Aug. 20, 2018 By Tara Law
Congresswoman Grace Meng wants to amend the U.S. constitution and lower the American voting age to 16 years old.
Meng has introduced a constitutional amendment in the House of Representatives to change the voting age on federal, state and local levels. The voting age was last lowered in 1971, when the 26th Amendment was ratified and it went from 21 to 18.
A constitutional amendment requires passage by a two-thirds majority in both the House and Senate, as well as ratification by three-fourths of the states’ legislatures.
More than 12,000 constitutional amendments have been proposed in the history of the document, but only 27 have been ratified.
Meng argues that the country’s youth deserve to have their voices heard, and pointed out that many young people have participated in activism in the last year on issues such as gun safety, climate change and health care.
In Meng’s opinion, she said, 16-and 17-year olds are “mature” enough for the responsibility of voting.
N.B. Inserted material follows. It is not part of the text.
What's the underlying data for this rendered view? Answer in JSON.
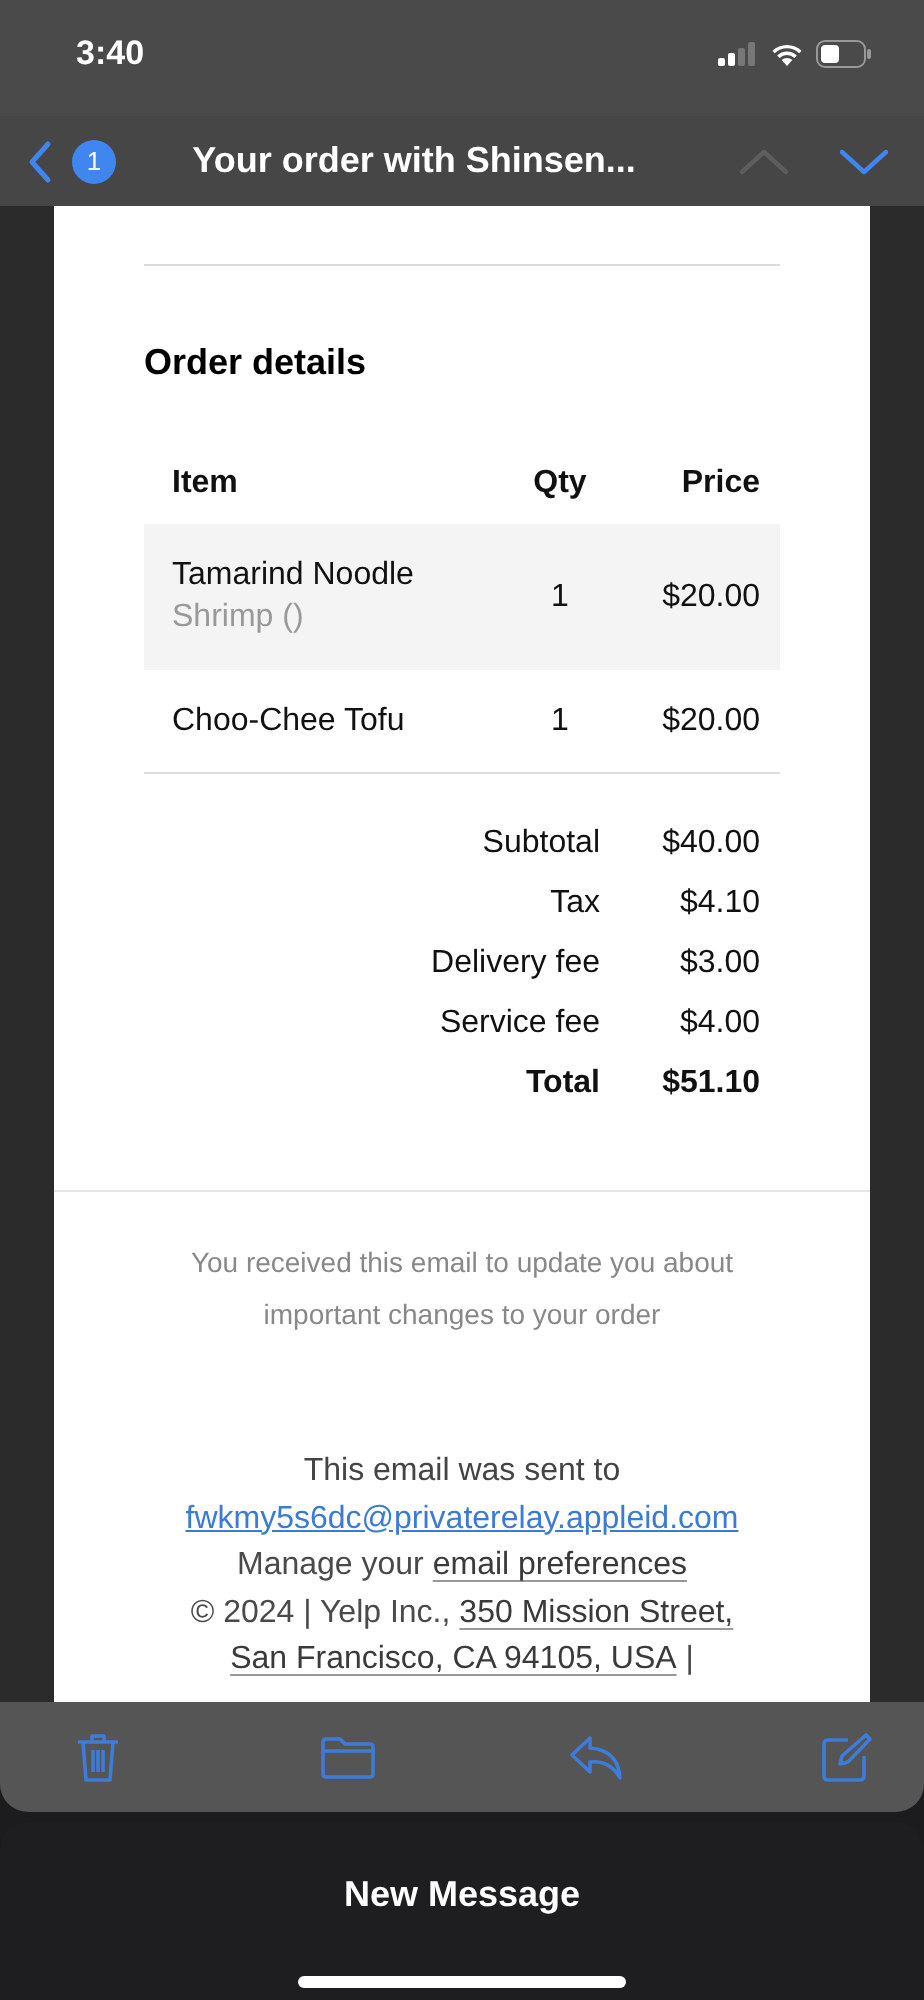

“16- and 17-year-olds are legally permitted to work and they pay federal income tax on their earnings,” Meng said. “They are legally permitted to drive motor vehicles, and if they commit crimes they are tried as adults. I think it is only fair to allow them the right to vote as well.”
Meng noted that cities in 13 states have already lowered the voting age for local elections.
Meng’s bill has been referred to the House Judiciary committee.